Alan Ball, the producer and director of the smash hit HBO show "True Blood" is on top of two worlds - the world we live in as viewers and the small, fictional world of Bon Temps, La. where his ensemble of dynamic and sexually charged characters is housed.

At the red carpet premiere of season three, Ball was able to overlook the enormity of the press, celebrities and fans that were present. In anticipation for the new season, Rutina Wesley, the actress that plays character Tara Thorton said, "The plot lines are out of this world … it's going to be the best season."

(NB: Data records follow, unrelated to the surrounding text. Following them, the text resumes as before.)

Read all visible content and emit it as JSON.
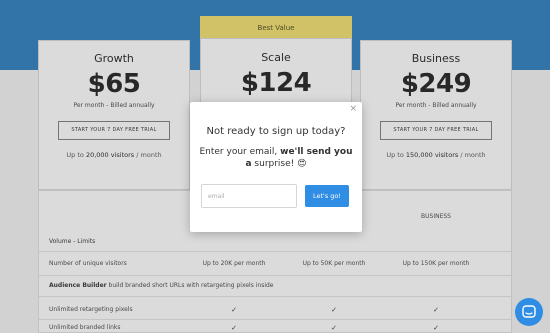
{
  "plans": {
    "badge": "Best Value",
    "growth": {
      "name": "Growth",
      "price": "$65",
      "billing": "Per month - Billed annually",
      "cta": "START YOUR 7 DAY FREE TRIAL",
      "visitors_prefix": "Up to ",
      "visitors_count": "20,000 visitors",
      "visitors_suffix": " / month"
    },
    "scale": {
      "name": "Scale",
      "price": "$124"
    },
    "business": {
      "name": "Business",
      "price": "$249",
      "billing": "Per month - Billed annually",
      "cta": "START YOUR 7 DAY FREE TRIAL",
      "visitors_prefix": "Up to ",
      "visitors_count": "150,000 visitors",
      "visitors_suffix": " / month"
    }
  },
  "table": {
    "business_header": "BUSINESS",
    "section_volume": "Volume - Limits",
    "unique_visitors": {
      "label": "Number of unique visitors",
      "growth": "Up to 20K per month",
      "scale": "Up to 50K per month",
      "business": "Up to 150K per month"
    },
    "audience_builder": {
      "title": "Audience Builder",
      "desc": " build branded short URLs with retargeting pixels inside"
    },
    "retargeting_pixels": {
      "label": "Unlimited retargeting pixels",
      "check": "✓"
    },
    "branded_links": {
      "label": "Unlimited branded links",
      "check": "✓"
    }
  },
  "modal": {
    "close": "×",
    "title": "Not ready to sign up today?",
    "body_prefix": "Enter your email, ",
    "body_bold": "we'll send you a",
    "body_rest": " surprise! 😍",
    "email_placeholder": "email",
    "submit": "Let's go!"
  },
  "colors": {
    "hero": "#3c87c4",
    "badge": "#f4e27a",
    "primary_button": "#2f8de4"
  },
  "icons": {
    "close": "close-icon",
    "checkmark": "checkmark-icon",
    "chat": "chat-icon"
  }
}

That was June 8. Now that the season finale has come and gone, fans are sighing in disbelief that another summer and another season of the show is over. Viewers recounting the intensity of the literally head-spinning sex and vampire blood-induced psychedelic trips from this past season will feel a sense of emptiness upon returning to ordinary life.

Just as all seemed to be settling down in Bon Temps, Ball took the world he had carefully constructed and violently ruptured it - in less than 60 minutes. Though the final episode was suspenseful, it was not climactic because the plot seemed to fall flat.

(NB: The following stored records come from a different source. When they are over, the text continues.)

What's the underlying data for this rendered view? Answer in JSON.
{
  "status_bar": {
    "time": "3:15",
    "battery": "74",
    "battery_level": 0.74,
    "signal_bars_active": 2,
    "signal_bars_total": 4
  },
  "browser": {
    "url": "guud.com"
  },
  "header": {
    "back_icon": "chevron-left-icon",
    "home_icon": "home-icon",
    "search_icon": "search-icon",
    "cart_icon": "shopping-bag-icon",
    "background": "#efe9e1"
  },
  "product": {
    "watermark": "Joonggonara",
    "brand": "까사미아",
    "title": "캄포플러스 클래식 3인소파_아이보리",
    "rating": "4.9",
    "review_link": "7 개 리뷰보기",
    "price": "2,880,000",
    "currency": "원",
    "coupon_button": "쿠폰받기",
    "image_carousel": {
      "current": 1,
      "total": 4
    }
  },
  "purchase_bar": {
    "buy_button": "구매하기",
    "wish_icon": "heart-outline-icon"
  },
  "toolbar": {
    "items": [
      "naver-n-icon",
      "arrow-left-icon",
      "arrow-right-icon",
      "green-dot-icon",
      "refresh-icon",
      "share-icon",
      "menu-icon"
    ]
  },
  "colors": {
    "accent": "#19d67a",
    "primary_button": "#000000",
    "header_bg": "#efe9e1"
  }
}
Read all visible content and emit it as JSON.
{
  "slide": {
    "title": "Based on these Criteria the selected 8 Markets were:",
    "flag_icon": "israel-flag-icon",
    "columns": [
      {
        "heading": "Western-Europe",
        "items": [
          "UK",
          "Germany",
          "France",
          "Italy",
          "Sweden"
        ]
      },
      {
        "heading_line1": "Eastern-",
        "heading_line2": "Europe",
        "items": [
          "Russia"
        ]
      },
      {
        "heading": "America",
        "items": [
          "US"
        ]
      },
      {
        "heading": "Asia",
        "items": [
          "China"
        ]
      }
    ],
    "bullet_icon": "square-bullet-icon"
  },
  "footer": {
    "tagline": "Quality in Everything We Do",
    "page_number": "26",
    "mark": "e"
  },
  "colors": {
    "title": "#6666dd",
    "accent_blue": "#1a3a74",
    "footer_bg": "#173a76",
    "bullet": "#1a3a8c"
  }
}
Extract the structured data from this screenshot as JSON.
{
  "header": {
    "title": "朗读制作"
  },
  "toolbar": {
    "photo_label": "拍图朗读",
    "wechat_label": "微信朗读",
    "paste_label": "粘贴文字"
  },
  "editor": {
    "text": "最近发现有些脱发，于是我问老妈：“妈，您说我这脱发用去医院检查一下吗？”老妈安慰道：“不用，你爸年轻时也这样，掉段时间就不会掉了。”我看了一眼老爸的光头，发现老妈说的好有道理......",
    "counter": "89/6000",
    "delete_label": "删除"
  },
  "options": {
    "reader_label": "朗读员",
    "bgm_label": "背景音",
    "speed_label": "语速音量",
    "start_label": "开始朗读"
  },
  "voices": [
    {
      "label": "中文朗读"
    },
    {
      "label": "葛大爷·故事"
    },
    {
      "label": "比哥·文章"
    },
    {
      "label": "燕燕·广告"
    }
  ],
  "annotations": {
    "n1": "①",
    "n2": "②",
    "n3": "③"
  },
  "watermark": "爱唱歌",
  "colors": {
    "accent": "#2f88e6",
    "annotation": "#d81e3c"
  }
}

With a storyline as complicated as the hierarchy of supernatural beings on the show itself, the task of at least coming to some sort of meaningful climax proved too difficult for Ball. Essentially, season two's finale triumphed over season three's finale because of the climatic end to Maryanne, the maenad that had caused continual conflict throughout the second season.

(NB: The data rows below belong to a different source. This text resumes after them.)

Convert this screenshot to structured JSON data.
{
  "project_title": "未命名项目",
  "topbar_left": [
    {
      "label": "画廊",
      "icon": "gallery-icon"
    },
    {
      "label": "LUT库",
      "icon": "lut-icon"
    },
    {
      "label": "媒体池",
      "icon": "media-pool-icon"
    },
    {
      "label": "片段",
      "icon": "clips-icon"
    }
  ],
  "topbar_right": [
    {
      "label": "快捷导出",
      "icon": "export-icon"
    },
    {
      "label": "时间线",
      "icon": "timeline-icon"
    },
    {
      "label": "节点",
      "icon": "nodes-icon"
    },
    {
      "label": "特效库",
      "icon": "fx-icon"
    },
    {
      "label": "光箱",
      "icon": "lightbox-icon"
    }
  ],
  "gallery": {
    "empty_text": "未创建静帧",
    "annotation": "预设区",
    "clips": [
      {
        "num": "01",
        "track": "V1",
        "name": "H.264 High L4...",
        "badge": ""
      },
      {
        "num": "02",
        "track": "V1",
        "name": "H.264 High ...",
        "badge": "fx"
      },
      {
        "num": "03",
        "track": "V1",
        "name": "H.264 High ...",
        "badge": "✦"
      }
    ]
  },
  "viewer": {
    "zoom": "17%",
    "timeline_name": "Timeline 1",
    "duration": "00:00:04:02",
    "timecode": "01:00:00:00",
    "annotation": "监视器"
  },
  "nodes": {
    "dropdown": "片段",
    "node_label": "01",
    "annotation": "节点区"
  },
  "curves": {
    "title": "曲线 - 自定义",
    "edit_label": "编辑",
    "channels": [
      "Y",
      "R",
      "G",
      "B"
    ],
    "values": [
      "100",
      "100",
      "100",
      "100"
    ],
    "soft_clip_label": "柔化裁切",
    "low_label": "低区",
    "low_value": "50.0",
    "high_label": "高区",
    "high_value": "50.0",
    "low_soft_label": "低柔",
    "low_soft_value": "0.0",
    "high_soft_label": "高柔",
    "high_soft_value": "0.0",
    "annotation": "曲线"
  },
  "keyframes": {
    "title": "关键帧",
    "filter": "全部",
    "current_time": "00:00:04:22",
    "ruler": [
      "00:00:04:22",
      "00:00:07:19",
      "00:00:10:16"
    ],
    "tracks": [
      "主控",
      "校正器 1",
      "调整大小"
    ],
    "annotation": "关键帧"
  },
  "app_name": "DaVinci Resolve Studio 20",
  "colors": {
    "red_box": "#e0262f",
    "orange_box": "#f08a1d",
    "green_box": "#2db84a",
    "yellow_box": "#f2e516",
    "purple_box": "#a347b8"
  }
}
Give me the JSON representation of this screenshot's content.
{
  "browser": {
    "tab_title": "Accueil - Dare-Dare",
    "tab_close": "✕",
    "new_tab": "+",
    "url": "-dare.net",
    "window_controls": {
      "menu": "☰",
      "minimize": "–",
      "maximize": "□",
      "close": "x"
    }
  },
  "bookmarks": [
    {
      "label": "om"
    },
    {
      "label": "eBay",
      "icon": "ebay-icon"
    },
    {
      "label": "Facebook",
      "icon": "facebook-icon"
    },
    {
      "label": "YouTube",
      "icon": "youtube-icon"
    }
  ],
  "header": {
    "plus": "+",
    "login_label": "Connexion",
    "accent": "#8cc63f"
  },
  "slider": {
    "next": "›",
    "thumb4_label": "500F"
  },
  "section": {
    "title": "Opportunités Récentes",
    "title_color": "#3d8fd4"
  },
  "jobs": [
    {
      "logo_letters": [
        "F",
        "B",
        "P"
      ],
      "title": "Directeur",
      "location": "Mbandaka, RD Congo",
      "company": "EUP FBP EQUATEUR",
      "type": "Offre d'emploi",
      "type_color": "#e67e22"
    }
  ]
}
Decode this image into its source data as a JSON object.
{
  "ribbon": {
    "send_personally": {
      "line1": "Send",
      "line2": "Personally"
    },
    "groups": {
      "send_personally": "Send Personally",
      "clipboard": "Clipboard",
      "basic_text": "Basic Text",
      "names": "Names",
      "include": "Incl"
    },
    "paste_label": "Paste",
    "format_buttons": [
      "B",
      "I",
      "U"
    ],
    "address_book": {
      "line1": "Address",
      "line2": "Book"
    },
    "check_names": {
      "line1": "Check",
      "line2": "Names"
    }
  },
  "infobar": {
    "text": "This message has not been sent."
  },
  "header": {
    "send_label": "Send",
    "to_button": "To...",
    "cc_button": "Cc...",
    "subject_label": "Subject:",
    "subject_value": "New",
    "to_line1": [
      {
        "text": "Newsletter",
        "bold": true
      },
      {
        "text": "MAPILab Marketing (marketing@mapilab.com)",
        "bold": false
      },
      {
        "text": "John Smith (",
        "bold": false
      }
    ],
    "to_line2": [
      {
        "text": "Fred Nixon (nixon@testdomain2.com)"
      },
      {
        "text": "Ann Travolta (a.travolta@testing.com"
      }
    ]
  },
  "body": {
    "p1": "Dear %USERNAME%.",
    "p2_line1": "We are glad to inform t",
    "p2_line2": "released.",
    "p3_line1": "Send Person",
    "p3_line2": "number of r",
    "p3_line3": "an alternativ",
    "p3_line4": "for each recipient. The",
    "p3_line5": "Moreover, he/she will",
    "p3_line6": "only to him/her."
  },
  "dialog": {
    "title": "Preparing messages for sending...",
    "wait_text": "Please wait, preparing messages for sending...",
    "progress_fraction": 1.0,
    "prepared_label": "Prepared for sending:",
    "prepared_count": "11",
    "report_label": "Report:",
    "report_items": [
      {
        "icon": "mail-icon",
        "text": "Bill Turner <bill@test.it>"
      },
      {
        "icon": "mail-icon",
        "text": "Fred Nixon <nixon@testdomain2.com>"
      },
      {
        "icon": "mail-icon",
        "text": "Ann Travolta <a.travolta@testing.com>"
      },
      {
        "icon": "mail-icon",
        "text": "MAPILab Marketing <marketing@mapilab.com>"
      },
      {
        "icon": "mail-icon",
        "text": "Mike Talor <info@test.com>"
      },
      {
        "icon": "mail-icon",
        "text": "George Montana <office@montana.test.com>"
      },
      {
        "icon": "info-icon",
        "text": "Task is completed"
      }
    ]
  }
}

Plot analysis aside, the episode did a good job creating a recurring theme. Each character's situation reflected the importance of making the right decision - or deviating from what is considered right. This is exemplified in Hoyt Fortenberry's rebellion against his mother's wishes, Tara's coming to terms with the violation that she experienced, Eric Northman's listening to Godric's ghost at first and then defying it - you get the picture.

When the credits began rolling, I could feel the excitement of all of the possible directions each individual storyline could take, but then I remembered that I would have to wait almost a whole year before the next episode.

The result was a slight feeling of annoyance - that I had been cheated out of something, perhaps my time being foremost. The finale did offer one promising hope: Maybe Stephen Moyer, the actor playing Bill Compton, would have less airtime with the latest revelation in Bill and Sookie's relationship and could maybe afford some acting lessons in his spare time.